Ina May writes that women birthing at The Farm "have less fear of birth because we know that our capabilities go beyond medical understanding or that our capabilities are greater without anxiety. Actually both are true." The model midwifery care practiced at The Farm is worlds away from that practiced in western hospitals: it is more than medical knowledge, it is time-honoured wisdom.

This book should be compulsory reading for every midwife, obstetrician and all those involved in maternity care in any capacity. I would also highly recommend it to women, particularly those who lack faith in their birthing abilities or those planning a home birth. My only reservation would be that first time mothers intending to birth in hospital may not realise just how inappropriate the care they are likely to receive will be, and therefore the failure on the part of their care givers to facilitate the natural birth process may come as even more of a shock than it already does to so many.

I would also caution those women who believe they have already completed their family - this book really does make you want to have another baby, just to experience (again) the wonders of giving birth.

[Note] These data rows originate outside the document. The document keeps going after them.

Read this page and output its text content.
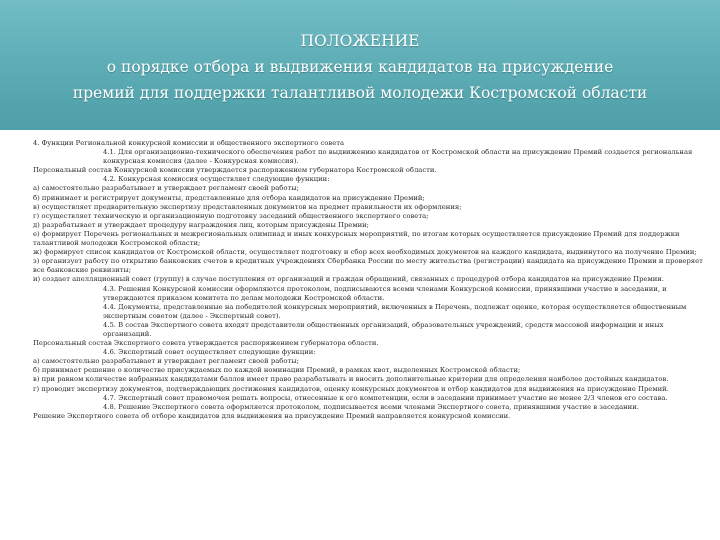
ПОЛОЖЕНИЕ
о порядке отбора и выдвижения кандидатов на присуждение
премий для поддержки талантливой молодежи Костромской области

4. Функции Региональной конкурсной комиссии и общественного экспертного совета

4.1. Для организационно-технического обеспечения работ по выдвижению кандидатов от Костромской области на присуждение Премий создается региональная конкурсная комиссия (далее - Конкурсная комиссия).

Персональный состав Конкурсной комиссии утверждается распоряжением губернатора Костромской области.

4.2. Конкурсная комиссия осуществляет следующие функции:

а) самостоятельно разрабатывает и утверждает регламент своей работы;

б) принимает и регистрирует документы, представленные для отбора кандидатов на присуждение Премий;

в) осуществляет предварительную экспертизу представленных документов на предмет правильности их оформления;

г) осуществляет техническую и организационную подготовку заседаний общественного экспертного совета;

д) разрабатывает и утверждает процедуру награждения лиц, которым присуждены Премии;

е) формирует Перечень региональных и межрегиональных олимпиад и иных конкурсных мероприятий, по итогам которых осуществляется присуждение Премий для поддержки талантливой молодежи Костромской области;

ж) формирует список кандидатов от Костромской области, осуществляет подготовку и сбор всех необходимых документов на каждого кандидата, выдвинутого на получение Премии;

з) организует работу по открытию банковских счетов в кредитных учреждениях Сбербанка России по месту жительства (регистрации) кандидата на присуждение Премии и проверяет все банковские реквизиты;

и) создает апелляционный совет (группу) в случае поступления от организаций и граждан обращений, связанных с процедурой отбора кандидатов на присуждение Премии.

4.3. Решения Конкурсной комиссии оформляются протоколом, подписываются всеми членами Конкурсной комиссии, принявшими участие в заседании, и утверждаются приказом комитета по делам молодежи Костромской области.

4.4. Документы, представленные на победителей конкурсных мероприятий, включенных в Перечень, подлежат оценке, которая осуществляется общественным экспертным советом (далее - Экспертный совет).

4.5. В состав Экспертного совета входят представители общественных организаций, образовательных учреждений, средств массовой информации и иных организаций.

Персональный состав Экспертного совета утверждается распоряжением губернатора области.

4.6. Экспертный совет осуществляет следующие функции:

а) самостоятельно разрабатывает и утверждает регламент своей работы;

б) принимает решение о количестве присуждаемых по каждой номинации Премий, в рамках квот, выделенных Костромской области;

в) при равном количестве набранных кандидатами баллов имеет право разрабатывать и вносить дополнительные критерии для определения наиболее достойных кандидатов.

г) проводит экспертизу документов, подтверждающих достижения кандидатов, оценку конкурсных документов и отбор кандидатов для выдвижения на присуждение Премий.

4.7. Экспертный совет правомочен решать вопросы, отнесенные к его компетенции, если в заседании принимает участие не менее 2/3 членов его состава.

4.8. Решение Экспертного совета оформляется протоколом, подписывается всеми членами Экспертного совета, принявшими участие в заседании.

Решение Экспертного совета об отборе кандидатов для выдвижения на присуждение Премий направляется конкурсной комиссии.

Ina May has done the world a great service by writing this book - it is so full of the brand of women's wisdom that is so sorely lacking and so very desperately needed.

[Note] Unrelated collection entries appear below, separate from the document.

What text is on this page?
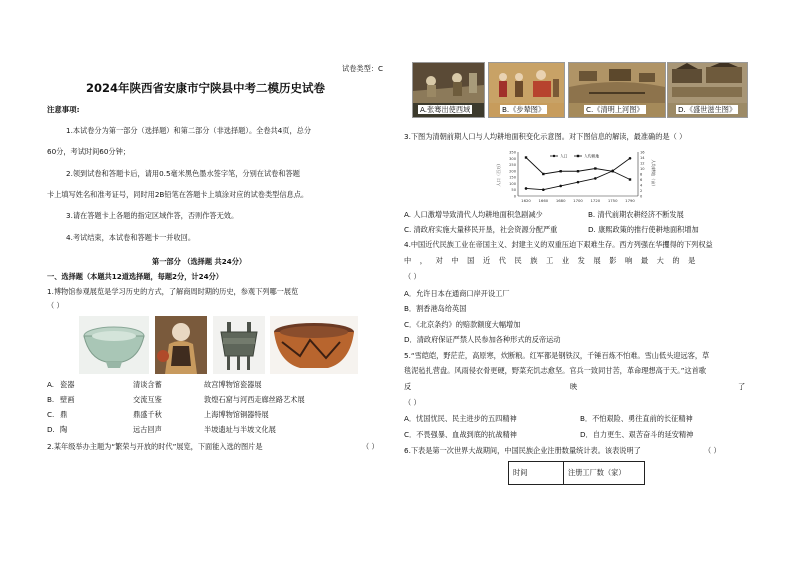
试卷类型：C
2024年陕西省安康市宁陕县中考二模历史试卷
注意事项:
1.本试卷分为第一部分（选择题）和第二部分（非选择题）。全卷共4页，总分
60分，考试时间60分钟；
2.领到试卷和答题卡后，请用0.5毫米黑色墨水签字笔，分别在试卷和答题
卡上填写姓名和准考证号，同时用2B铅笔在答题卡上填涂对应的试卷类型信息点。
3.请在答题卡上各题的指定区域作答，否则作答无效。
4.考试结束，本试卷和答题卡一并收回。
第一部分 （选择题 共24分）
一、选择题（本题共12道选择题，每题2分，计24分）
1.博物馆参观展览是学习历史的方式，了解商周时期的历史，参观下列哪一展览
（ ）
A. 瓷器	清谈含蓄	故宫博物馆瓷器展
B. 壁画	交流互鉴	敦煌石窟与河西走廊丝路艺术展
C. 鼎	鼎盛千秋	上海博物馆铜器特展
D. 陶	远古回声	半坡遗址与半坡文化展
2.某年级举办主题为“繁荣与开放的时代”展览，下面能入选的图片是	（ ）
A.张骞出使西域	B.《步辇图》	C.《清明上河图》	D.《盛世滋生图》
3.下图为清朝前期人口与人均耕地面积变化示意图。对下图信息的解读，最准确的是（ ）
350
300
250
200
150
100
50
0
16
14
12
10
8
6
4
2
0
人口（百万）	人均耕地（亩）
1620 1660 1680 1700 1720 1750 1790
人口	人均耕地
A. 人口激增导致清代人均耕地面积急剧减少	B. 清代前期农耕经济不断发展
C. 清政府实施大量移民开垦，社会资源分配严重	D. 康熙政策的推行使耕地面积增加
4.中国近代民族工业在帝国主义、封建主义的双重压迫下艰难生存。西方列强在华攫得的下列权益
中，对中国近代民族工业发展影响最大的是
（ ）
A．允许日本在通商口岸开设工厂
B．割香港岛给英国
C．《北京条约》的赔款额度大幅增加
D．清政府保证严禁人民参加各种形式的反帝运动
5.“雪皑皑，野茫茫，高原寒，炊断粮。红军都是钢铁汉，千锤百炼不怕难。雪山低头迎远客，草
毯泥毡扎营盘。风雨侵衣骨更硬，野菜充饥志愈坚。官兵一致同甘苦，革命理想高于天。”这首歌
反	映	了
（ ）
A．忧国忧民、民主进步的五四精神	B．不怕艰险、勇往直前的长征精神
C．不畏强暴、血战到底的抗战精神	D．自力更生、艰苦奋斗的延安精神
6.下表是第一次世界大战期间，中国民族企业注册数量统计表。该表说明了	（ ）
时间	注册工厂数（家）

Birthing Autonomy. Women's experiences of planning home births by Nadine Pilley Edwards

Routledge 2005

Reviewed by Jean Robinson, AIMS Research Officer

Interviewing 30 women who are planning home births: women just talking about their views to the researcher. It sounds a simple idea, and not unlike hundreds of other studies. But what a listener! It is the integrity, quality, respect and humility of the interviewer here, and all the skills and prior knowledge she brought to her work which place this book among the best in the field. The commonsense and thoughtfulness of the women comes through, but the author places their views, and the difficulties they have in relating to health care professions, within a richly woven tapestry and shows the threads of obstetric patriarchy, midwives' uncertainties, and power of "scientific" knowledge.

It helps us to understand the deep opposition to home birth many encounter.

There is an excellent chapter teasing out different perceptions of risk, which shows how women, who are often regarded as irresponsible in choosing home birth, are in fact being responsible and thoughtful, and are looking at the issue in a much wider context - which may include seeing birth as the beginning of parenthood, and part of developing sibling relationships. I am reluctant to talk about the women as a group, because the author shows how different women were in their approach to home birth, and their priorities - for example avoiding technology, avoiding a repetition of previous experiences, but also there could be a desire for wholeness and spirituality in birth, or looking at birth from the point of view of the baby.

Just as doing a stint on the AIMS telephone helpline increases my respect for the women (and men) who call, so Nadine Edwards brings out the worth, and value in these unheard voices. For example the woman asked to make a choice about vitamin K: "She only told me the good side, and then said 'it's got to be your choice.' And I didn't understand if it was so good, why it needed to be my choice." We also see how woman recognize they often have to be tactful with midwives, who are also caught in the system - but they really want midwives who are free to be true midwives.

I long to photocopy the chapter on ethical implications of obstetrics and send a copy to every FRCOG in the UK. But maybe we should start with the trainees. For those with an open mind, willing to listen, willing to learn from the women who labour and give birth, this is a wonderfully enriching book.